Visited areas by 2 different species of vultures in the Iberian peninsula, the different policies regarding dead cattle makes the political border visible
In the skies over Spain and Portugal, you might expect vultures to drift freely wherever the wind takes them. After all, birds don’t need passports.
But when researchers tracked Griffon vultures and Cinereous vultures with GPS, they noticed something strange. The birds mostly stayed on the Spanish side of the border. Their flight paths hugged the invisible line between Spain and Portugal—as if they somehow knew where one country ended and the other began.
Of course, they didn’t. But something else was shaping their behavior: food.
As this article from El PaÃs explains, the real difference lies in how each country deals with livestock carcasses. In Spain, farmers are allowed to leave dead animals in the fields. That provides an easy meal for scavengers like vultures. But in Portugal, tighter health regulations mean carcasses are removed quickly. With less to feed on, vultures simply don’t bother flying there.

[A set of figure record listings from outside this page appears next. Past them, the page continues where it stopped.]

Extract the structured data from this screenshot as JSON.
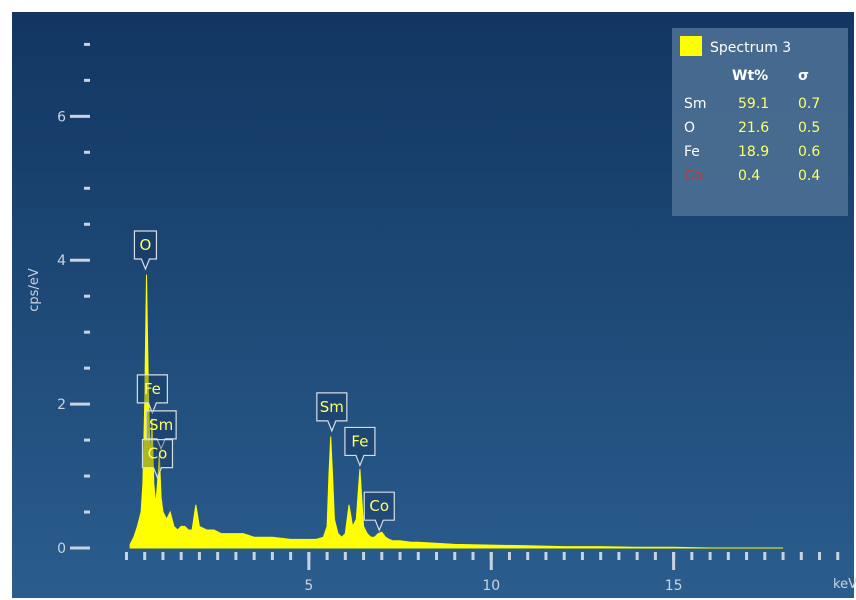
{
  "chart_data": {
    "type": "area",
    "xlabel": "keV",
    "ylabel": "cps/eV",
    "xlim": [
      -1,
      20
    ],
    "ylim": [
      0,
      7.2
    ],
    "x_ticks": [
      5,
      10,
      15
    ],
    "y_ticks": [
      0,
      2,
      4,
      6
    ],
    "grid": false,
    "series": [
      {
        "name": "Spectrum 3",
        "color": "#ffff00",
        "x": [
          0.1,
          0.2,
          0.3,
          0.4,
          0.45,
          0.5,
          0.55,
          0.6,
          0.65,
          0.7,
          0.75,
          0.8,
          0.85,
          0.9,
          0.95,
          1.0,
          1.1,
          1.2,
          1.3,
          1.4,
          1.5,
          1.6,
          1.7,
          1.8,
          1.9,
          2.0,
          2.2,
          2.4,
          2.6,
          2.8,
          3.0,
          3.2,
          3.5,
          3.8,
          4.0,
          4.5,
          5.0,
          5.2,
          5.4,
          5.5,
          5.55,
          5.6,
          5.65,
          5.7,
          5.8,
          5.9,
          6.0,
          6.1,
          6.2,
          6.3,
          6.4,
          6.45,
          6.5,
          6.55,
          6.6,
          6.7,
          6.8,
          6.9,
          7.0,
          7.1,
          7.2,
          7.3,
          7.5,
          7.8,
          8.0,
          9.0,
          10.0,
          11.0,
          12.0,
          13.0,
          14.0,
          15.0,
          16.0,
          17.0,
          18.0
        ],
        "y": [
          0.05,
          0.15,
          0.3,
          0.5,
          0.9,
          2.0,
          3.8,
          2.2,
          1.2,
          1.8,
          0.9,
          0.6,
          0.9,
          1.3,
          0.7,
          0.5,
          0.4,
          0.5,
          0.3,
          0.25,
          0.3,
          0.3,
          0.25,
          0.25,
          0.6,
          0.3,
          0.25,
          0.25,
          0.2,
          0.2,
          0.2,
          0.2,
          0.15,
          0.15,
          0.15,
          0.12,
          0.12,
          0.12,
          0.15,
          0.3,
          1.0,
          1.55,
          1.0,
          0.4,
          0.2,
          0.15,
          0.2,
          0.6,
          0.3,
          0.4,
          1.1,
          0.7,
          0.3,
          0.25,
          0.2,
          0.15,
          0.15,
          0.2,
          0.22,
          0.15,
          0.12,
          0.1,
          0.1,
          0.08,
          0.08,
          0.05,
          0.04,
          0.03,
          0.02,
          0.02,
          0.01,
          0.01,
          0.0,
          0.0,
          0.0
        ]
      }
    ],
    "peak_labels": [
      {
        "label": "O",
        "x": 0.52,
        "y": 3.85
      },
      {
        "label": "Fe",
        "x": 0.71,
        "y": 1.85
      },
      {
        "label": "Sm",
        "x": 0.95,
        "y": 1.35
      },
      {
        "label": "Co",
        "x": 0.85,
        "y": 0.95
      },
      {
        "label": "Sm",
        "x": 5.63,
        "y": 1.6
      },
      {
        "label": "Fe",
        "x": 6.4,
        "y": 1.12
      },
      {
        "label": "Co",
        "x": 6.93,
        "y": 0.22
      }
    ],
    "legend": {
      "placement": "top-right",
      "title": "Spectrum 3",
      "columns": [
        "Wt%",
        "σ"
      ],
      "rows": [
        {
          "element": "Sm",
          "wt": "59.1",
          "sigma": "0.7",
          "color": "#ffffff"
        },
        {
          "element": "O",
          "wt": "21.6",
          "sigma": "0.5",
          "color": "#ffffff"
        },
        {
          "element": "Fe",
          "wt": "18.9",
          "sigma": "0.6",
          "color": "#ffffff"
        },
        {
          "element": "Co",
          "wt": "0.4",
          "sigma": "0.4",
          "color": "#c0392b"
        }
      ]
    }
  },
  "colors": {
    "background_top": "#123661",
    "background_bottom": "#2a5d8e",
    "spectrum": "#ffff00",
    "axis": "#c9d3de",
    "legend_bg": "#4b6f92",
    "value_text": "#ffff66"
  }
}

Without meaning to, these birds are tracing the border with their wings—not because they see it, but because of what they find (or don’t find) on each side.
This unexpected pattern shows just how closely wildlife behavior can be tied to human rules. Something as ordinary as how we manage farm waste ends up influencing where birds go, how they live, and how ecosystems function.
Vultures play a vital role in nature. They rid us of dead animals, keep disease from spreading, and recycle nutrients. But whether they live is partially a question of decisions we make—laws passed for humans, not birds.
It's a reminder that nature doesn't observe boundaries. Maybe our environmental policies don't have to, either.